Made by Niantic, which functions as a start-up within Google, Ingress was released in December 2012 as an invite-only beta. The game only went public—for Android users—in October last year. In that time, it has been downloaded over five million times, though the actual number of players is estimated to be much lower. Observers were initially baffled by Google’s motivations for the game. Some speculated that perhaps it was a way for the internet giant to collect real-world walking paths and patterns to help make its map products ever better.

But the advertising rewards are also immense.
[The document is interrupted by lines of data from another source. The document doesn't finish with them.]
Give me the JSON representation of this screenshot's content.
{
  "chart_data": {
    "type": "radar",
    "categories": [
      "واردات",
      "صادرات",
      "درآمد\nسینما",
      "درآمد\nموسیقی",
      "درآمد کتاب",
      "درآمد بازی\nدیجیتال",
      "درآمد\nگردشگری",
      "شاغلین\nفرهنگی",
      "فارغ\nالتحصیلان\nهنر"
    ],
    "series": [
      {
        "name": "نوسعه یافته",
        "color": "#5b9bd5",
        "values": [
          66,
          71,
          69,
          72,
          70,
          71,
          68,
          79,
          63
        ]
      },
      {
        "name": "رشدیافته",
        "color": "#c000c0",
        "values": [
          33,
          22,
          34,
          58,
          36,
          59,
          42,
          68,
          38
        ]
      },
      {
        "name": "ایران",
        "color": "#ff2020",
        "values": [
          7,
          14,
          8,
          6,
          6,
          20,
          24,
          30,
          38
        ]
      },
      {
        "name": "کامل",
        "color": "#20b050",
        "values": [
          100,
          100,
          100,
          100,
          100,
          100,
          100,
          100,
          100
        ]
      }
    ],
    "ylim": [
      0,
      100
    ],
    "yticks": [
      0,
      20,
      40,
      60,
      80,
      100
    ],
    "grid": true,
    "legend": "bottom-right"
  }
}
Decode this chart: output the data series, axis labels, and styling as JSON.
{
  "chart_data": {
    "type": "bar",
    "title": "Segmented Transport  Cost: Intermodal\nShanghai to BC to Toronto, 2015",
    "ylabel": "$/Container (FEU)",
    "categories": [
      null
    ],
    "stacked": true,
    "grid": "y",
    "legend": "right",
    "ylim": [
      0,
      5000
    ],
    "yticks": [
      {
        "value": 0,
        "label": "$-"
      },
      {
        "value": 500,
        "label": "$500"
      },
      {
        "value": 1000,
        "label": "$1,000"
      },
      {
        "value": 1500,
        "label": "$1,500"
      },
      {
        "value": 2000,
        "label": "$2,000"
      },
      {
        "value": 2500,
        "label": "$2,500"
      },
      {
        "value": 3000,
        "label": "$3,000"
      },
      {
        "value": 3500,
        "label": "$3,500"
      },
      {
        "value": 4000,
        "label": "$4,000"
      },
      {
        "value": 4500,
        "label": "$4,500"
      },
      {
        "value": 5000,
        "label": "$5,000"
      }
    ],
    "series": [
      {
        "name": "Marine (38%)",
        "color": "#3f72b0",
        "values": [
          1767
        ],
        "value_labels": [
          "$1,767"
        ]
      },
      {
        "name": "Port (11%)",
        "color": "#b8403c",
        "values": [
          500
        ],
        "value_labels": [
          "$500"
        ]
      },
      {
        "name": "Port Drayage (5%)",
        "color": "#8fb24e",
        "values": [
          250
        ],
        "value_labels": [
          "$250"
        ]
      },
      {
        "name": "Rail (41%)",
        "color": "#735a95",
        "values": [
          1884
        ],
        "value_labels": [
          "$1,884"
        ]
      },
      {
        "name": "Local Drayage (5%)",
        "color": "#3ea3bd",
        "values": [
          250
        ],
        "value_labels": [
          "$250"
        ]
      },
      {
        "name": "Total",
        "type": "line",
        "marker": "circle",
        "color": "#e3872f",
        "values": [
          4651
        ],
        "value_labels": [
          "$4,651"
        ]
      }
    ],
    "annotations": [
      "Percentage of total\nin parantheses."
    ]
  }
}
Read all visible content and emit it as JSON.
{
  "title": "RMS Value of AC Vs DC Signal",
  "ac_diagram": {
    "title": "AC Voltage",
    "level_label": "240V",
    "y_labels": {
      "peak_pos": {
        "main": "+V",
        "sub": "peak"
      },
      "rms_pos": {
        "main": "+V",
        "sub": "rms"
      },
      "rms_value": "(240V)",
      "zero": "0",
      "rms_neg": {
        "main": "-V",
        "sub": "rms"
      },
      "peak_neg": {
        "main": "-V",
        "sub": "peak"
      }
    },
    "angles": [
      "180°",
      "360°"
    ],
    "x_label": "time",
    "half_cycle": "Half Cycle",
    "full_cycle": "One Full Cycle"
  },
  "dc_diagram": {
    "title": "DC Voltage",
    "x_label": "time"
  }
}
While the number of Ingress players is estimated at a million or less—a vanishingly small number compared to the audience for ads on Google search and other products—there is a great deal more value for advertisers in having a users walk into shops than ignore a blink-and-you-miss-it ad on the web. Duane Reade, a pharmacy chain in the US, last year became the first firm to advertise in this manner with Ingress. Here’s how The Verge described it at the time:

In the coming days, each Duane Reade store will place some kind of game asset inside the premises, as well as a participation sticker outside. Players will then come in, find the asset, and scan its code (which can only be used once but can be shared with others) to unlock one of several in-game tools or weapons.

More recently, JCDecaux, one of the world’s biggest outdoor advertisers, teamed up with Ingress to turn some of its display ads into portals. Nick Hide of CNET.com reports that London portals are often pick-up locations for Zipcar, a car-sharing company.